C'est maintenant plutôt que j'ai des
problèmes... Enfin, c'est pas grave... Donc,
problèmes d'identité, et, à
l'école, évidemment, malgré
le fait qu'elle déteste
l'école, elle y est toujours une heure en avance,
ce qui est vrai, devant les grilles fermées de
l'école.
Mylène Farmer : Paradoxal !
Nagui :
D'où peut-être les grilles pour le
concert ? Oui, c'est comme ça !
C'est pas si paradoxal que ça : dans une
interview, j'ai lu que vous disiez "Je veux toujours devancer
la souffrance".
Mylène Farmer : J'ai dit ça,
moi ? Allons bon !
Nagui :
C'est dans...
Mylène Farmer : Je m'étonne
toujours de ce que je puis dire. (rires)
Nagui :
À douze, treize ans, tous les dimanches matins, vous vous
occupez d'enfants handicapés, ou
inadaptés ?
Mylène Farmer : Comme vous voulez, oui. Des enfants
handicapés moteur et mentaux. Oui.
Nagui : Cette
démarche à douze, treize ans, c'est une
démarche que l'on a seule, ou...
Mylène Farmer : C'est en relation directe
d'avec des cours de catéchisme, puisque la
personne qui nous enseignait donc ce catéchisme nous
proposait d'aller tous les dimanches dans
l'hôpital de Garches, et j'avoue que
j'ai répondu favorablement et
qu'après j'y suis allée
moi-même toute seule.
Nagui : Ce qui est
une démarche plus que noble. À quinze ans, vous
voulez vous prouver, mais également prouver à
votre mère, que vous êtes capable de
réussir, de vous épanouir dans un domaine. Ce
sera l'équitation, au club de Porchefontaine,
où vous avez même envisagé de devenir
professionnelle. Vous vouliez faire carrière dans
l'équitation ?
Mylène Farmer : J'avais effectivement
cette intention, mais que j'ai très,
très vite abandonnée.
Nagui :
Virée au tout début de la Terminale,
vous...Virée pourquoi ? Pour indiscipline ou parce
que les études c'était pas votre fort ?
Mylène Farmer : Je crois que j'ai
provoqué le renvoi.
Nagui : Vous
choisissez le théâtre. Vous suivez donc des cours
de Daniel Mesguich pendant quatre mois. Vous avez
déclaré,–mais alors je ne sais plus si
c'est vrai maintenant: "Ce monde d'artifice et de
prétention, je veux le fuir". C'était
apparemment pas la comédie à ce
moment-là, ou du moins le cours d'art dramatique
en question, c'était peut-être pas le
meilleur, après tout...
Mylène Farmer : Je crois en tout cas que
j'avais une incompatibilité non pas
d'humeur mais de... Quant au
théâtre et l'envie de jouer,
j'avoue que je n'avais pas le même
langage, je crois qu'eux.
Nagui :
À ce moment-là. Peut-être que
ça a changé ?
Mylène Farmer : Non. Parce que
c'était beaucoup de grimaces, beaucoup de
contorsions et peu de choses, moi, qui m'inspiraient, en tout
cas.
Nagui : Mais vous
n'auriez rien contre de devenir comédienne
maintenant dans un long-métrage ?
Mylène Farmer : Non. J'accepte de faire
des grimaces, maintenant !
Nagui :
D'accord ! Et des contorsions ?
Mylène Farmer : Eventuellement...
Nagui : En tout
cas, vous devenez mannequin en allant donc aux castings de pub.

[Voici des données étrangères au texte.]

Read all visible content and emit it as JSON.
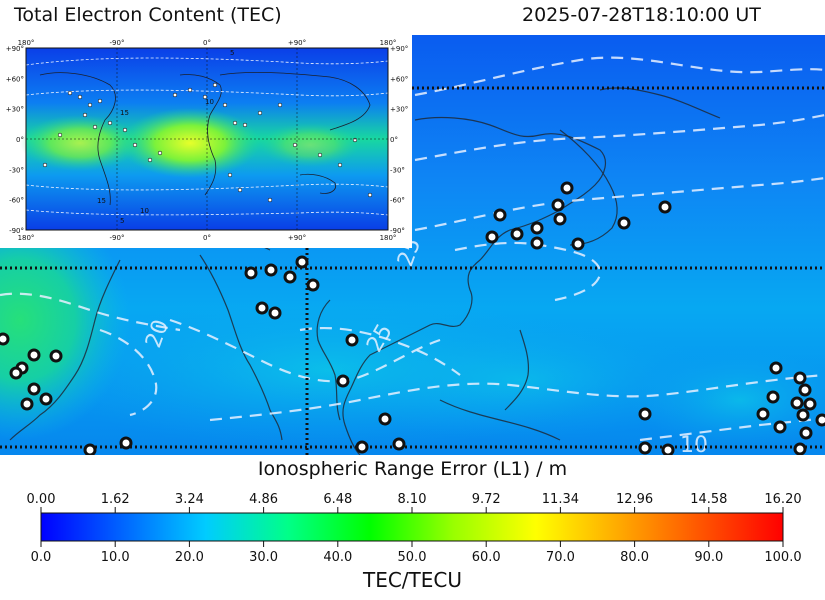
{
  "header": {
    "title": "Total Electron Content (TEC)",
    "timestamp": "2025-07-28T18:10:00 UT"
  },
  "map": {
    "contour_labels": [
      "20",
      "25",
      "25",
      "10"
    ]
  },
  "inset": {
    "lon_ticks": [
      "180°",
      "-90°",
      "0°",
      "+90°",
      "180°"
    ],
    "lat_ticks": [
      "+90°",
      "+60°",
      "+30°",
      "0°",
      "-30°",
      "-60°",
      "-90°"
    ],
    "contour_labels": [
      "5",
      "10",
      "15",
      "5",
      "10",
      "15"
    ]
  },
  "colorbar": {
    "top_title": "Ionospheric Range Error (L1) / m",
    "bottom_title": "TEC/TECU",
    "top_ticks": [
      "0.00",
      "1.62",
      "3.24",
      "4.86",
      "6.48",
      "8.10",
      "9.72",
      "11.34",
      "12.96",
      "14.58",
      "16.20"
    ],
    "bottom_ticks": [
      "0.0",
      "10.0",
      "20.0",
      "30.0",
      "40.0",
      "50.0",
      "60.0",
      "70.0",
      "80.0",
      "90.0",
      "100.0"
    ],
    "colormap_stops": [
      "#0000ff",
      "#0066ff",
      "#00ccff",
      "#00ff88",
      "#00ff00",
      "#99ff00",
      "#ffff00",
      "#ffaa00",
      "#ff5500",
      "#ff0000"
    ]
  }
}
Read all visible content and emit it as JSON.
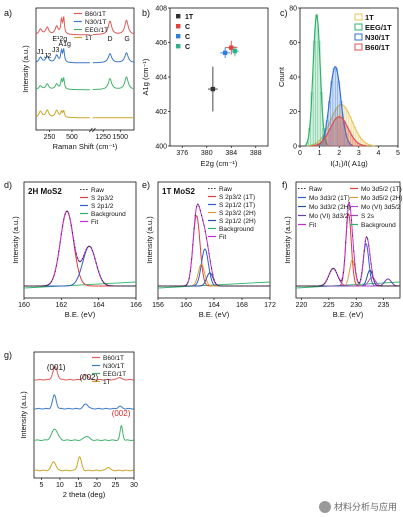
{
  "watermark": "材料分析与应用",
  "chart_data": [
    {
      "panel": "a)",
      "type": "line",
      "xlabel": "Raman Shift (cm⁻¹)",
      "ylabel": "Intensity (a.u.)",
      "xticks": [
        "250",
        "500",
        "1250",
        "1500"
      ],
      "annotations": [
        "J1",
        "J2",
        "J3",
        "E¹2g",
        "A1g",
        "D",
        "G"
      ],
      "series": [
        {
          "name": "B60/1T",
          "color": "#e05a5a",
          "peaks": [
            {
              "x": 150,
              "h": 0.3
            },
            {
              "x": 225,
              "h": 0.4
            },
            {
              "x": 330,
              "h": 0.45
            },
            {
              "x": 383,
              "h": 0.75
            },
            {
              "x": 408,
              "h": 0.9
            },
            {
              "x": 1350,
              "h": 0.75
            },
            {
              "x": 1590,
              "h": 0.8
            }
          ]
        },
        {
          "name": "N30/1T",
          "color": "#3a78c9",
          "peaks": [
            {
              "x": 150,
              "h": 0.3
            },
            {
              "x": 225,
              "h": 0.35
            },
            {
              "x": 330,
              "h": 0.4
            },
            {
              "x": 383,
              "h": 0.6
            },
            {
              "x": 408,
              "h": 0.7
            },
            {
              "x": 1350,
              "h": 0.5
            },
            {
              "x": 1590,
              "h": 0.55
            }
          ]
        },
        {
          "name": "EEG/1T",
          "color": "#43b36b",
          "peaks": [
            {
              "x": 150,
              "h": 0.2
            },
            {
              "x": 225,
              "h": 0.3
            },
            {
              "x": 330,
              "h": 0.3
            },
            {
              "x": 383,
              "h": 0.5
            },
            {
              "x": 408,
              "h": 0.6
            },
            {
              "x": 1350,
              "h": 0.6
            },
            {
              "x": 1590,
              "h": 0.7
            }
          ]
        },
        {
          "name": "1T",
          "color": "#c9a62a",
          "peaks": [
            {
              "x": 150,
              "h": 0.35
            },
            {
              "x": 225,
              "h": 0.4
            },
            {
              "x": 330,
              "h": 0.4
            },
            {
              "x": 383,
              "h": 0.3
            },
            {
              "x": 408,
              "h": 0.35
            }
          ]
        }
      ]
    },
    {
      "panel": "b)",
      "type": "scatter",
      "xlabel": "E2g (cm⁻¹)",
      "ylabel": "A1g (cm⁻¹)",
      "xlim": [
        374,
        390
      ],
      "ylim": [
        400,
        408
      ],
      "xticks": [
        "376",
        "380",
        "384",
        "388"
      ],
      "yticks": [
        "400",
        "402",
        "404",
        "406",
        "408"
      ],
      "legend": [
        "1T",
        "C",
        "C",
        "C"
      ],
      "points": [
        {
          "name": "1T",
          "color": "#333333",
          "x": 381.0,
          "y": 403.3,
          "xerr": 0.8,
          "yerr": 1.3
        },
        {
          "name": "C",
          "color": "#e04040",
          "x": 384.0,
          "y": 405.7,
          "xerr": 1.0,
          "yerr": 0.4
        },
        {
          "name": "C",
          "color": "#2f7fd8",
          "x": 383.0,
          "y": 405.4,
          "xerr": 0.8,
          "yerr": 0.3
        },
        {
          "name": "C",
          "color": "#2db38a",
          "x": 384.6,
          "y": 405.5,
          "xerr": 0.6,
          "yerr": 0.3
        }
      ]
    },
    {
      "panel": "c)",
      "type": "area",
      "xlabel": "I(J₁)/I( A1g)",
      "ylabel": "Count",
      "xlim": [
        0,
        5
      ],
      "ylim": [
        0,
        80
      ],
      "xticks": [
        "0",
        "1",
        "2",
        "3",
        "4",
        "5"
      ],
      "yticks": [
        "0",
        "20",
        "40",
        "60",
        "80"
      ],
      "series": [
        {
          "name": "1T",
          "color": "#e8c65a",
          "mu": 2.1,
          "sigma": 0.55,
          "peak": 24
        },
        {
          "name": "EEG/1T",
          "color": "#2fb36a",
          "mu": 0.85,
          "sigma": 0.18,
          "peak": 76
        },
        {
          "name": "N30/1T",
          "color": "#2f6fd8",
          "mu": 1.8,
          "sigma": 0.28,
          "peak": 46
        },
        {
          "name": "B60/1T",
          "color": "#e05050",
          "mu": 2.0,
          "sigma": 0.45,
          "peak": 17
        }
      ]
    },
    {
      "panel": "d)",
      "type": "line",
      "title": "2H MoS2",
      "xlabel": "B.E. (eV)",
      "ylabel": "Intensity (a.u.)",
      "xlim": [
        160,
        166
      ],
      "xticks": [
        "160",
        "162",
        "164",
        "166"
      ],
      "legend": [
        "Raw",
        "S 2p3/2",
        "S 2p1/2",
        "Background",
        "Fit"
      ],
      "series": [
        {
          "name": "S 2p3/2",
          "color": "#e03c3c",
          "peaks": [
            {
              "x": 162.3,
              "w": 0.35,
              "h": 0.85
            }
          ]
        },
        {
          "name": "S 2p1/2",
          "color": "#2f5fd0",
          "peaks": [
            {
              "x": 163.5,
              "w": 0.35,
              "h": 0.45
            }
          ]
        },
        {
          "name": "Fit",
          "color": "#c22fd6",
          "peaks": [
            {
              "x": 162.3,
              "w": 0.35,
              "h": 0.85
            },
            {
              "x": 163.5,
              "w": 0.35,
              "h": 0.45
            }
          ]
        }
      ]
    },
    {
      "panel": "e)",
      "type": "line",
      "title": "1T MoS2",
      "xlabel": "B.E. (eV)",
      "ylabel": "Intensity (a.u.)",
      "xlim": [
        156,
        172
      ],
      "xticks": [
        "156",
        "160",
        "164",
        "168",
        "172"
      ],
      "legend": [
        "Raw",
        "S 2p3/2 (1T)",
        "S 2p1/2 (1T)",
        "S 2p3/2 (2H)",
        "S 2p1/2 (2H)",
        "Background",
        "Fit"
      ],
      "series": [
        {
          "name": "S 2p3/2 (1T)",
          "color": "#e03c3c",
          "peaks": [
            {
              "x": 161.5,
              "w": 0.5,
              "h": 0.8
            }
          ]
        },
        {
          "name": "S 2p1/2 (1T)",
          "color": "#2f5fd0",
          "peaks": [
            {
              "x": 162.7,
              "w": 0.5,
              "h": 0.42
            }
          ]
        },
        {
          "name": "S 2p3/2 (2H)",
          "color": "#e39a3a",
          "peaks": [
            {
              "x": 162.2,
              "w": 0.45,
              "h": 0.25
            }
          ]
        },
        {
          "name": "S 2p1/2 (2H)",
          "color": "#2a4fa0",
          "peaks": [
            {
              "x": 163.4,
              "w": 0.45,
              "h": 0.15
            }
          ]
        },
        {
          "name": "Fit",
          "color": "#c22fd6",
          "peaks": [
            {
              "x": 161.5,
              "w": 0.5,
              "h": 0.8
            },
            {
              "x": 162.7,
              "w": 0.5,
              "h": 0.42
            },
            {
              "x": 162.2,
              "w": 0.45,
              "h": 0.25
            },
            {
              "x": 163.4,
              "w": 0.45,
              "h": 0.15
            }
          ]
        }
      ]
    },
    {
      "panel": "f)",
      "type": "line",
      "xlabel": "B.E. (eV)",
      "ylabel": "Intensity (a.u.)",
      "xlim": [
        219,
        238
      ],
      "xticks": [
        "220",
        "225",
        "230",
        "235"
      ],
      "legend": [
        "Raw",
        "Mo 3d5/2 (1T)",
        "Mo 3d3/2 (1T)",
        "Mo 3d5/2 (2H)",
        "Mo 3d3/2 (2H)",
        "Mo (VI) 3d5/2",
        "Mo (VI) 3d3/2",
        "S 2s",
        "Fit",
        "Background"
      ],
      "series": [
        {
          "name": "Mo 3d5/2 (1T)",
          "color": "#e03c3c",
          "peaks": [
            {
              "x": 228.6,
              "w": 0.5,
              "h": 0.82
            }
          ]
        },
        {
          "name": "Mo 3d3/2 (1T)",
          "color": "#2f5fd0",
          "peaks": [
            {
              "x": 231.8,
              "w": 0.5,
              "h": 0.48
            }
          ]
        },
        {
          "name": "Mo 3d5/2 (2H)",
          "color": "#e39a3a",
          "peaks": [
            {
              "x": 229.3,
              "w": 0.5,
              "h": 0.3
            }
          ]
        },
        {
          "name": "Mo 3d3/2 (2H)",
          "color": "#2a4fa0",
          "peaks": [
            {
              "x": 232.5,
              "w": 0.5,
              "h": 0.18
            }
          ]
        },
        {
          "name": "Mo (VI) 3d5/2",
          "color": "#b74bd6",
          "peaks": [
            {
              "x": 232.9,
              "w": 0.6,
              "h": 0.1
            }
          ]
        },
        {
          "name": "Mo (VI) 3d3/2",
          "color": "#6a3fb0",
          "peaks": [
            {
              "x": 235.8,
              "w": 0.6,
              "h": 0.08
            }
          ]
        },
        {
          "name": "S 2s",
          "color": "#a040c0",
          "peaks": [
            {
              "x": 225.8,
              "w": 0.8,
              "h": 0.2
            }
          ]
        },
        {
          "name": "Fit",
          "color": "#c22fd6",
          "peaks": [
            {
              "x": 228.6,
              "w": 0.5,
              "h": 0.82
            },
            {
              "x": 231.8,
              "w": 0.5,
              "h": 0.48
            },
            {
              "x": 229.3,
              "w": 0.5,
              "h": 0.3
            },
            {
              "x": 232.5,
              "w": 0.5,
              "h": 0.18
            },
            {
              "x": 225.8,
              "w": 0.8,
              "h": 0.2
            }
          ]
        }
      ]
    },
    {
      "panel": "g)",
      "type": "line",
      "xlabel": "2 theta (deg)",
      "ylabel": "Intensity (a.u.)",
      "xlim": [
        3,
        30
      ],
      "xticks": [
        "5",
        "10",
        "15",
        "20",
        "25",
        "30"
      ],
      "annotations": [
        {
          "text": "(001)",
          "color": "#111111"
        },
        {
          "text": "(002)",
          "color": "#111111"
        },
        {
          "text": "(002)",
          "color": "#d02a2a"
        }
      ],
      "series": [
        {
          "name": "B60/1T",
          "color": "#e05a5a",
          "peaks": [
            {
              "x": 8.7,
              "w": 0.6,
              "h": 0.8
            },
            {
              "x": 17.0,
              "w": 0.7,
              "h": 0.3
            },
            {
              "x": 26.0,
              "w": 0.5,
              "h": 0.15
            }
          ]
        },
        {
          "name": "N30/1T",
          "color": "#3a78c9",
          "peaks": [
            {
              "x": 8.5,
              "w": 0.5,
              "h": 0.85
            },
            {
              "x": 17.0,
              "w": 0.6,
              "h": 0.3
            },
            {
              "x": 26.2,
              "w": 0.5,
              "h": 0.15
            }
          ]
        },
        {
          "name": "EEG/1T",
          "color": "#43b36b",
          "peaks": [
            {
              "x": 8.6,
              "w": 0.8,
              "h": 0.7
            },
            {
              "x": 17.2,
              "w": 0.7,
              "h": 0.25
            },
            {
              "x": 26.6,
              "w": 0.35,
              "h": 0.9
            }
          ]
        },
        {
          "name": "1T",
          "color": "#c9a62a",
          "peaks": [
            {
              "x": 8.3,
              "w": 0.6,
              "h": 0.55
            },
            {
              "x": 15.3,
              "w": 0.5,
              "h": 0.85
            },
            {
              "x": 23.0,
              "w": 0.5,
              "h": 0.2
            }
          ]
        }
      ]
    }
  ]
}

Ça a duré quoi, trois ans, les photos et ces
castings, qui devaient être barbants d'ailleurs finalement
à la longue. Ça a duré un bon bout de
temps, dix-huit à vingt et un ans, à peu
près ?
Mylène Farmer : C'est une,
j'allais dire, une très bonne école et
une école très cruelle, mais, c'est le
cap indispensable peut-être pour se forger une nature, en
tout cas, des défenses.
Nagui :
C'est là où on apprend à
détester l'objectif ? C'est
là où on apprend à avoir la haine de
la caméra ou de l'objectif ?
Mylène Farmer : Ce n'est pas
réellement une haine, mais, c'est vrai que ce
n'est pas une amie. Mais, maintenant, je commence
à m'adapter, en tout cas, oui.
Nagui : Vous
rencontrez Jérôme Dahan, qui écrit et
compose au piano, passez des heures à écouter ses
compositions et c'est lui qui vous présente donc
Laurent Boutonnat. La légende veut que ce soit lors
d'un dîner et qu'il y ait eut cette
entente mutuelle. Laurent, lui, ayant justement co-écrit
avec Jérôme Dahan, recherchait une
interprète. Alors, je ne pense pas qu'on puisse
parler de Mylène Farmer sans préciser qui est
Laurent Boutonnat en quelques mots. Il est né le 14 juin
1961. Lui aussi a eu une éducation relativement stricte
puisqu'il a été
élevé chez les jésuites.
Très doué en littérature...
Mylène Farmer : Vous trichez, parce que vous lisez
un papier ! C'est plus facile, finalement ! (rires)
Nagui : Oui, je lis
un papier, c'est vrai ! Mais je reconnais avoir
préparé ce que je dis, ça
c'est sûr. C'était pas en plus
évident de trouver toutes ces informations sur Laurent
Boutonnat, parce que ce n'est pas non plus un homme public.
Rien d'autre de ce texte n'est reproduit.